When no config file is found, AutoLoader uses these defaults:
{
"loader": "base",
"framework": "pytorch",
"parallel": {
"use_pipeline": false
},
"debug": {
"debug_log": false,
"set_numa": true,
"disable_cache": true
}
}The base loader extension defaults to copier_type: "gds" (GPU Direct Storage).
queue_size |
Mode | GPU Memory | Behavior |
|---|---|---|---|
-1 |
Fully serial | 1 batch | copy_files → broadcast → copy_files → ... |
0 |
Unbuffered pipeline | Up to 2 batches | 1 batch copying + 1 batch broadcasting concurrently |
>0 |
Buffered pipeline | Up to queue_size+1 batches |
Producer fills queue while consumer broadcasts |
use_pipeline: false forces queue_size=-1 (serial, minimal GPU memory).
from fastsafetensors import SingleGroup, AutoLoader
pg = SingleGroup()
loader = AutoLoader(pg, files, device="cuda:0")
for key, tensor in loader.iterate_weights():
process(key, tensor)
loader.close()No config file.

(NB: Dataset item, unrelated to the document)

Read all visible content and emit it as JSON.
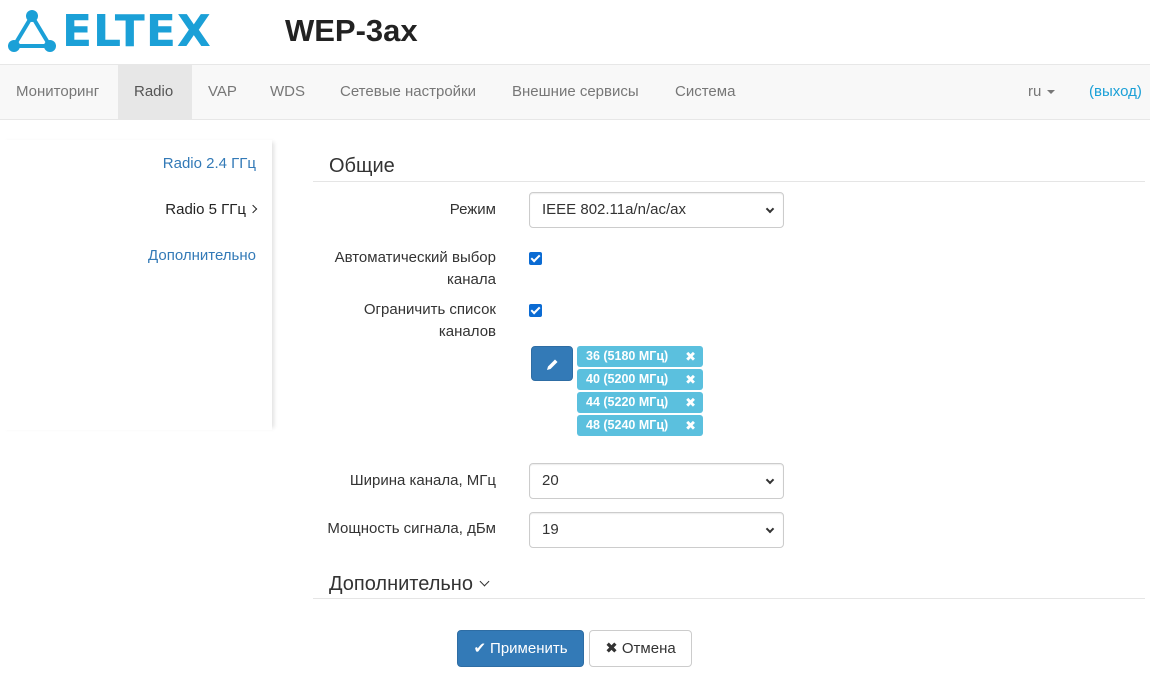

Uses loader="base", gds, serial mode.
{
"loader": "base",
"base": {
"copier_type": "gds"
}
}Enables GPU Direct Storage for NVMe-to-GPU transfers, bypassing host CPU/memory.
{
"parallel": {
"use_pipeline": true,
"max_concurrent_producers": 1,
"queue_size": 0,
"use_tqdm_on_load": true
}
}Overlaps copy_files with broadcast for higher throughput.
{
"loader": "3fs",
"3fs": {
"mount_point": "/mnt/3fs",
"entries": 64,
"io_depth": 0,
"buffer_size": 67108864
}
}Uses ThreeFSLoader with 3FS USRBIO backend.
{
"loader": "base",
"framework": "pytorch",
"base": {
"copier_type": "gds",
"bbuf_size_kb": 16384,
"max_threads": 16
},
"3fs": {
"mount_point": "/mnt/3fs",
"entries": 64,
"io_depth": 0,
"buffer_size": 67108864
},
"parallel": {
"use_pipeline": false,
"max_concurrent_producers": 1,
"queue_size": 0,
"use_tqdm_on_load": true
},
"debug": {
"debug_log": false,
"set_numa": true,
"disable_cache": true
}
}Each loader type has its own extension section (e.g., base, 3fs).
Adding a new loader only requires a new section — no changes to config.py.